World has been moving away from forest and wild food systems to agriculture to industrial food production, with each system having different shades and diversity within themselves. Industrial food systems presently are enticing the new genre with fortified food, modified food and transformed food. Research is being done on meat, coming from lab, than animals. Hydroponic systems promise food, with land and soil. People believe in this technology-centric, non-natural food systems for their own reasons. However, the consequences of such systems and the food that comes out of such systems do necessitate the growth of health care industry. Food and pharma industry are working in cycles, each creating conditions and market demand for the other. In between, pesticide industry and genetic engineering research business chip in with their own unique interventions, further aggravating the consequences of such food systems on ecology, environment and people.

Amidst COVID-19 pandemic, there is increasing realization that humans can withstand such pandemics (more pandemics are predicted) only because of their immune systems. Human immune systems can be strengthened only through food. Natural food and naturally grown food are the only source for strengthening human immune systems. Ecological agriculture, forests, bio-diverse land systems can be the best reservoirs of such foods. A food system that is based on biodiversity is also a foundation for justice, equity and access in human societies, and can redefine the relationship between human and non-human life into a harmonious, symbiotic state.

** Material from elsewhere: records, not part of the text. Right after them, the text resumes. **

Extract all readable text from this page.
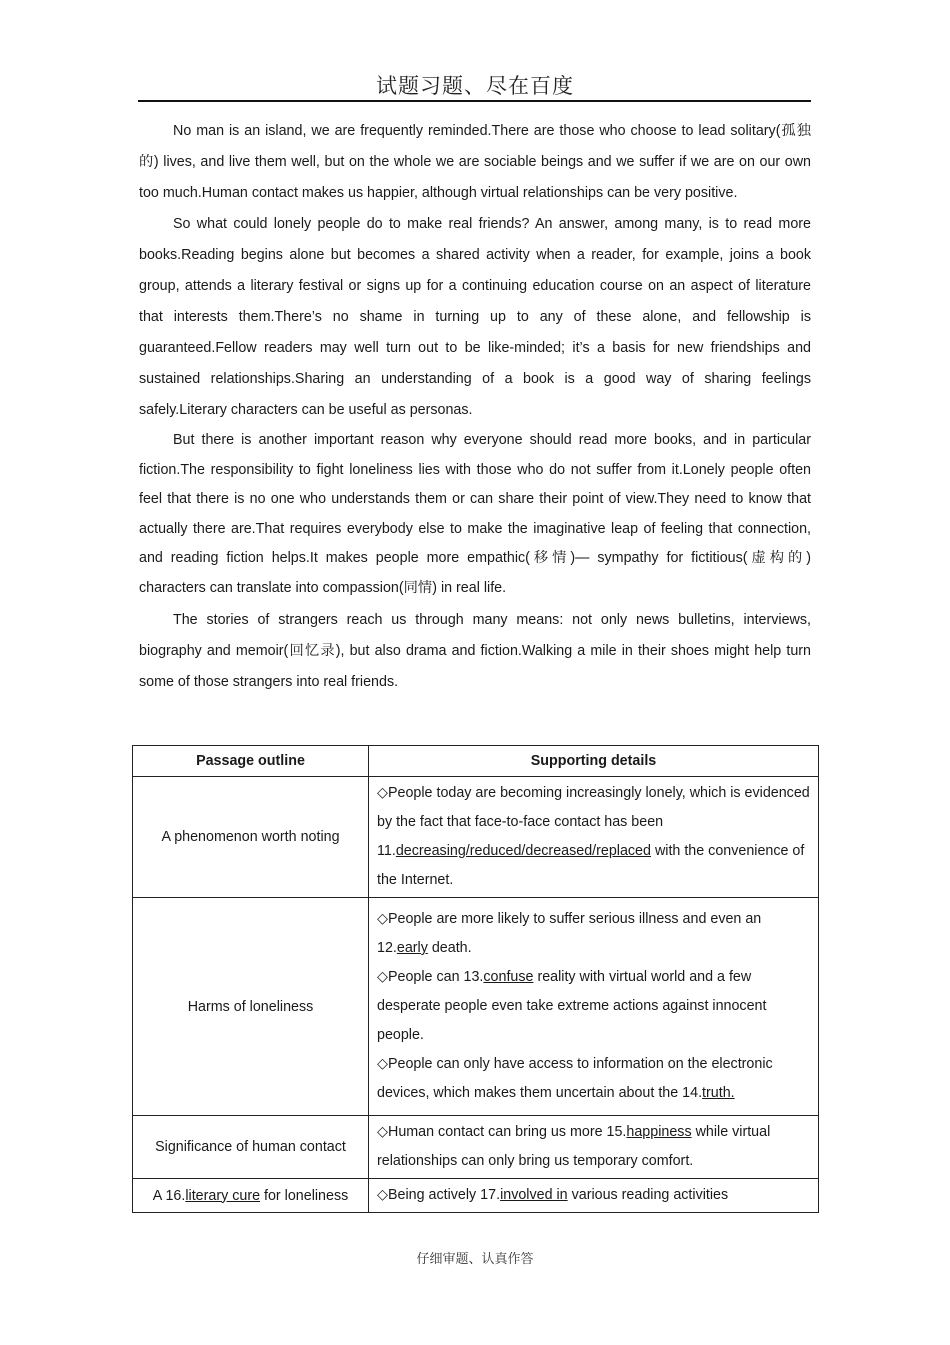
试题习题、尽在百度

No man is an island, we are frequently reminded.There are those who choose to lead solitary(孤独的) lives, and live them well, but on the whole we are sociable beings and we suffer if we are on our own too much.Human contact makes us happier, although virtual relationships can be very positive.

So what could lonely people do to make real friends? An answer, among many, is to read more books.Reading begins alone but becomes a shared activity when a reader, for example, joins a book group, attends a literary festival or signs up for a continuing education course on an aspect of literature that interests them.There’s no shame in turning up to any of these alone, and fellowship is guaranteed.Fellow readers may well turn out to be like-minded; it’s a basis for new friendships and sustained relationships.Sharing an understanding of a book is a good way of sharing feelings safely.Literary characters can be useful as personas.

But there is another important reason why everyone should read more books, and in particular fiction.The responsibility to fight loneliness lies with those who do not suffer from it.Lonely people often feel that there is no one who understands them or can share their point of view.They need to know that actually there are.That requires everybody else to make the imaginative leap of feeling that connection, and reading fiction helps.It makes people more empathic(移情)— sympathy for fictitious(虚构的) characters can translate into compassion(同情) in real life.

The stories of strangers reach us through many means: not only news bulletins, interviews, biography and memoir(回忆录), but also drama and fiction.Walking a mile in their shoes might help turn some of those strangers into real friends.

Passage outline	Supporting details
A phenomenon worth noting	◇People today are becoming increasingly lonely, which is evidenced by the fact that face-to-face contact has been 11.decreasing/reduced/decreased/replaced with the convenience of the Internet.

Harms of loneliness	◇People are more likely to suffer serious illness and even an 12.early death.
◇People can 13.confuse reality with virtual world and a few desperate people even take extreme actions against innocent people.
◇People can only have access to information on the electronic devices, which makes them uncertain about the 14.truth.

Significance of human contact	◇Human contact can bring us more 15.happiness while virtual relationships can only bring us temporary comfort.

A 16.literary cure for loneliness	◇Being actively 17.involved in various reading activities
仔细审题、认真作答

Local food for local consumption can be the bedrock for the growth of a food system that creates ideal conditions for the growth of agriculture that is balanced, accessible, equitable and cyclical. This also leads to restoration of energy and water cycles to their natural state.

So, when the theme of World Bio-diversity Day is “Our solutions are in nature,” past, current and future generations of human societies have to realize that food cannot be a mere raw material for processed output, but an input in a natural cycle. Food should be accessed directly from natural systems, through restoration of natural cycles of production and consumption.